• Buradasın

    Atatürk şehircilik anlayışı nedir?

    Yazeka

    Arama sonuçlarına göre oluşturuldu

    Atatürk'ün şehircilik anlayışı, modern ve planlı bir kentleşme modelini öngörüyordu 23. Bu anlayışın temel ilkeleri şunlardır:
    1. Sürdürülebilir Kalkınma: Çevre, tarım alanları ve su havzalarının korunmasını sağlamak, ağaçlandırma yapmak 1.
    2. Planlı Altyapı: Kentlerin ve kasabaların önceden düzenlenen imar planlarına göre gelişmesi 23.
    3. Eğitim ve Kültür Hizmetleri: Sağlık, eğitim ve kültür hizmetleri için bina ve tesisler yapmak, bu alanlarda sosyal projeler yürütmek 13.
    4. Ulusal Mimarlık Sentezi: Mimarlık alanında ulusal değerleri yansıtan, çağdaş ve bilimsel temellere dayanan bir sentez oluşturmak 2.
    5. Toplumsal Devrimler: Kentleri, toplumsal değişim ve ilerlemenin merkezi olarak görmek ve bu doğrultuda reformlar yapmak 3.
    5 kaynaktan alınan bilgiyle göre:

    Konuyla ilgili materyaller

    Atatürk hangi şehir plancısını getirdi?

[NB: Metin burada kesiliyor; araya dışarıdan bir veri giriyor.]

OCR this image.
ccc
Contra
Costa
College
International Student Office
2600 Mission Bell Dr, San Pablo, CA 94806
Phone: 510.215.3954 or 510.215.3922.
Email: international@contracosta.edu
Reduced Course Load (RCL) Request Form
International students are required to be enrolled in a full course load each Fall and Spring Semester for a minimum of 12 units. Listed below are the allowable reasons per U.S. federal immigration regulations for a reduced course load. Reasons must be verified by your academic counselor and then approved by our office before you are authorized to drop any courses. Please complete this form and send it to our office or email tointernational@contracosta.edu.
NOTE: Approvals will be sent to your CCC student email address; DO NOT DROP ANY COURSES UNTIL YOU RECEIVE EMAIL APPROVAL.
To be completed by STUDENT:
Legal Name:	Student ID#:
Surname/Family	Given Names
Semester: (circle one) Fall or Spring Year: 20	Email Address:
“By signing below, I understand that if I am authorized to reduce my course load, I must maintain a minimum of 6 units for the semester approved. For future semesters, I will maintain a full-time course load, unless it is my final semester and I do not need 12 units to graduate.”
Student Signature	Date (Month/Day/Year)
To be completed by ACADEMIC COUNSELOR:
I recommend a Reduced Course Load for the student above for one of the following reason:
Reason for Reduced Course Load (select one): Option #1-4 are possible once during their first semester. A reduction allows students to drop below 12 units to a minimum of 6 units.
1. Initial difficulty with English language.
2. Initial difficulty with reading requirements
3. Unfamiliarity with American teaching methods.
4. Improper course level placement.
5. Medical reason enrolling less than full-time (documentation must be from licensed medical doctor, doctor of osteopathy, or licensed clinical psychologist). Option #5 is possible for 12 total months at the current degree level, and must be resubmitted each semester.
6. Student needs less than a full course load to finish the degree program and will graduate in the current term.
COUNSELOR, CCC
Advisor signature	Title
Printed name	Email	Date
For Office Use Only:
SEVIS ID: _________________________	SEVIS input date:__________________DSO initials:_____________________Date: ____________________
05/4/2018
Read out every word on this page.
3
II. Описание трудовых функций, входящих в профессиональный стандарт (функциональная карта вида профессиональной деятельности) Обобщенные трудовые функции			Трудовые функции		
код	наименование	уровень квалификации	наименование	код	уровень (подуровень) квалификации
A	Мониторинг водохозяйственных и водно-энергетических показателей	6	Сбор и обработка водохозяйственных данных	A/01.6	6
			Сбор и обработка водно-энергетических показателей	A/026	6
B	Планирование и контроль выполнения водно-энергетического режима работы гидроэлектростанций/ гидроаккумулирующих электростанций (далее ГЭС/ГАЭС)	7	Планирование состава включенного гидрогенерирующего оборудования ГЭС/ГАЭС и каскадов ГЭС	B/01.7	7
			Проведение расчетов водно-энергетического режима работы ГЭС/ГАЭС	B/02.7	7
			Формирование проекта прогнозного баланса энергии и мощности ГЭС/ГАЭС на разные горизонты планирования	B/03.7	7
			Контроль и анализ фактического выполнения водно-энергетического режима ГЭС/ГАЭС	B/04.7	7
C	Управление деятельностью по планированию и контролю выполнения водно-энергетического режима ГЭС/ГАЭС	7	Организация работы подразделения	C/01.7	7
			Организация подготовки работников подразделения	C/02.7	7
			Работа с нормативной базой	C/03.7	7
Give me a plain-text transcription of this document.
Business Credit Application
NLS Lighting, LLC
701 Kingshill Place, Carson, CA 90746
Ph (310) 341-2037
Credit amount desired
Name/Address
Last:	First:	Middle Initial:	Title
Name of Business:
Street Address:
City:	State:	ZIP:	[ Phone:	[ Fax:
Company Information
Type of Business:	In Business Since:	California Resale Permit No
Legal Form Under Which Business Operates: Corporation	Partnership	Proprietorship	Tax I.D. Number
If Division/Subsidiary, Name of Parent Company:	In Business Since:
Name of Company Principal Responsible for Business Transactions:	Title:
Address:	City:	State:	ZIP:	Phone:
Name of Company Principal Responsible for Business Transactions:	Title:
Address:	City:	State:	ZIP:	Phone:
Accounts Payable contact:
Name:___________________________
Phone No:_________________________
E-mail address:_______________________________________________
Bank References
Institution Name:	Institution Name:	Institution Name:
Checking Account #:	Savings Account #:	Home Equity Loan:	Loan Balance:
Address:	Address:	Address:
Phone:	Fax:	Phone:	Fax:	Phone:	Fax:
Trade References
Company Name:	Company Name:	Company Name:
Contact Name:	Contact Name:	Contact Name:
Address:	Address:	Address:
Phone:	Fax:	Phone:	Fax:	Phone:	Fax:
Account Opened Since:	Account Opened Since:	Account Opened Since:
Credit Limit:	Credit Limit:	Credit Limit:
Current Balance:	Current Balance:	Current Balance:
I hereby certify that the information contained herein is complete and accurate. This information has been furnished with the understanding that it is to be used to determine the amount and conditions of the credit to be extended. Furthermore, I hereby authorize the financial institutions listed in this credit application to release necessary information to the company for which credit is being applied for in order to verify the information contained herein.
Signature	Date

    Atatürk, farklı şehirlerde planlama çalışmaları için iki Alman şehir plancısı ve bir Fransız plancı getirmiştir: 1. Hermann Jansen: Ankara'nın planlanması için 1932 yılında Alman şehir plancısı Hermann Jansen'in planı uygulanmıştır. 2. Henri Prost: 1936 yılında İstanbul'un imar planı için Fransız plancı Henri Prost görevlendirilmiştir.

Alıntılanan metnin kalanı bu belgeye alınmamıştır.